I need to execute 8 tensorRT instances on 2 GPUs,that is, 4 executionContext for each GPU.
I think I need to create 2 engineBuilder, 8 threads(each starts with calling cudaSetDevice()), 4x2 executionContext, 4x2 cuda streams as below;
engine1(running on main process)-> cxt1(running on thread1 with stream 1),
-> cxt2(running on thread2 with stream 2),
-> cxt3(running on thread3 with stream 3),
-> cxt4(running on thread4 with stream 4)
engine2(running on main process)-> cxt5(running on thread5 with stream 5),
-> cxt6(running on thread6 with stream 6),
-> cxt7(running on thread7 with stream 7),
-> cxt8(running on thread8 with stream 8)
but it seems those instance runnings are still interleaved, not ideal parallel execution.
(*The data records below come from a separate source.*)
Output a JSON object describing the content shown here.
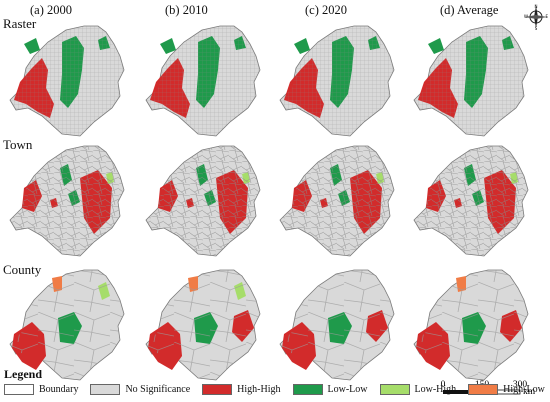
{
  "columns": [
    "(a) 2000",
    "(b) 2010",
    "(c) 2020",
    "(d) Average"
  ],
  "rows": [
    "Raster",
    "Town",
    "County"
  ],
  "legend": {
    "title": "Legend",
    "items": [
      {
        "label": "Boundary",
        "color": "#ffffff"
      },
      {
        "label": "No Significance",
        "color": "#d9d9d9"
      },
      {
        "label": "High-High",
        "color": "#d22b2b"
      },
      {
        "label": "Low-Low",
        "color": "#1f9a4b"
      },
      {
        "label": "Low-High",
        "color": "#a6dd6a"
      },
      {
        "label": "High-Low",
        "color": "#f07c46"
      }
    ]
  },
  "scale_bar": {
    "ticks": [
      "0",
      "150",
      "300"
    ],
    "unit": "km"
  },
  "compass": {
    "n": "N",
    "e": "E",
    "s": "S",
    "w": "W"
  },
  "colors": {
    "no_sig": "#d9d9d9",
    "hh": "#d22b2b",
    "ll": "#1f9a4b",
    "lh": "#a6dd6a",
    "hl": "#f07c46",
    "boundary": "#7a7a7a"
  }
}
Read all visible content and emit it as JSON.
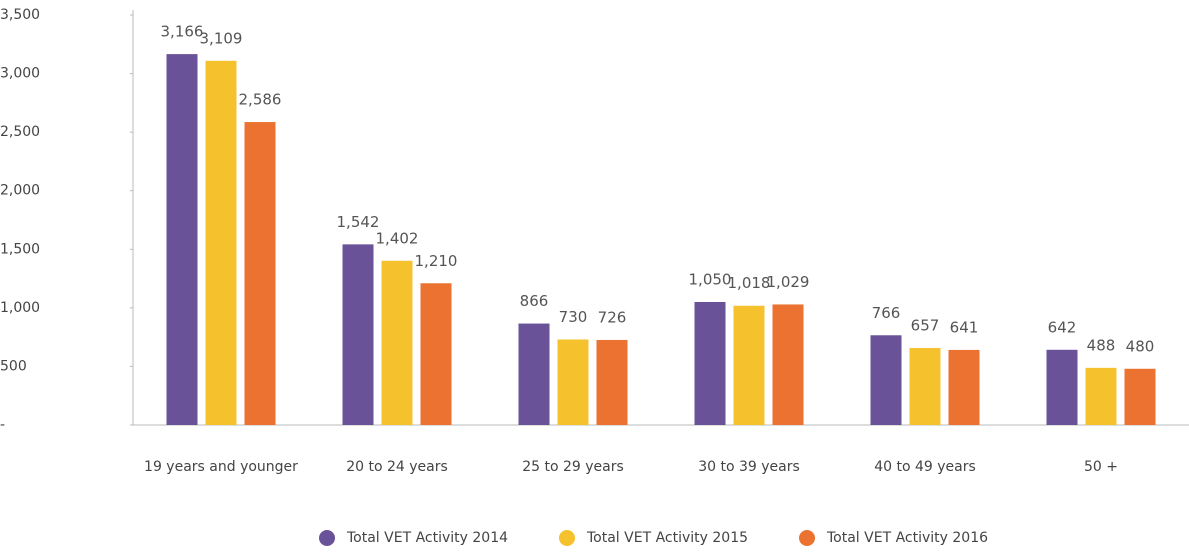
{
  "chart_data": {
    "type": "bar",
    "categories": [
      "19 years and younger",
      "20 to 24 years",
      "25 to 29 years",
      "30 to 39 years",
      "40 to 49 years",
      "50 +"
    ],
    "series": [
      {
        "name": "Total VET Activity 2014",
        "color": "#6a5298",
        "values": [
          3166,
          1542,
          866,
          1050,
          766,
          642
        ],
        "value_labels": [
          "3,166",
          "1,542",
          "866",
          "1,050",
          "766",
          "642"
        ]
      },
      {
        "name": "Total VET Activity 2015",
        "color": "#f5c12c",
        "values": [
          3109,
          1402,
          730,
          1018,
          657,
          488
        ],
        "value_labels": [
          "3,109",
          "1,402",
          "730",
          "1,018",
          "657",
          "488"
        ]
      },
      {
        "name": "Total VET Activity 2016",
        "color": "#eb7230",
        "values": [
          2586,
          1210,
          726,
          1029,
          641,
          480
        ],
        "value_labels": [
          "2,586",
          "1,210",
          "726",
          "1,029",
          "641",
          "480"
        ]
      }
    ],
    "ylim": [
      0,
      3500
    ],
    "yticks": [
      {
        "value": 0,
        "label": "-"
      },
      500,
      {
        "value": 1000,
        "label": "1,000"
      },
      {
        "value": 1500,
        "label": "1,500"
      },
      {
        "value": 2000,
        "label": "2,000"
      },
      {
        "value": 2500,
        "label": "2,500"
      },
      {
        "value": 3000,
        "label": "3,000"
      },
      {
        "value": 3500,
        "label": "3,500"
      }
    ],
    "grid": false,
    "legend": "bottom"
  }
}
Then, I would apply MPS. so, instead of 4 context for each engine and GPU, just use 1 context for 1 engine.
[GPU 0]
MPS 1 : engine 1 -> ctx1(no thread/stream explicit creation) ; it processes area 1 of the same video frame
MPS 2 : engine 1 -> ctx2(no thread/stream explicit creation) ; it processes area 2 of the same video frame
MPS 3 : engine 1 -> ctx3(no thread/stream explicit creation) ; it processes area 3 of the same video frame
MPS 4 : engine 1 -> ctx4(no thread/stream explicit creation) ; it processes area 4 of the same video frame
---------------------------------------------------------
[GPU 1]
MPS 1 : engine 2 -> ctx5(no thread/stream explicit creation) ; it processes area 5 of the same video frame
MPS 2 : engine 2 -> ctx6(no thread/stream explicit creation) ; it processes area 6 of the same video frame
MPS 3 : engine 2 -> ctx7(no thread/stream explicit creation) ; it processes area 7 of the same video frame
MPS 4 : engine 2 -> ctx8(no thread/stream explicit creation) ; it processes area 8 of the same video frame
BUT,
one IMPORTANT point is, I need to keep those TRT contexts running synchronized because it must process the same video on the same frame count.
I guess, MPS is good choice only in the case of processing separate input date because it makes each engine/context run independently, asynchronously.
Is there a good way to share a kind of current frame number status while each one runs concurrently?
I think MPS enables that each context shares memory usage, but I don’t know how to programmatically handle it.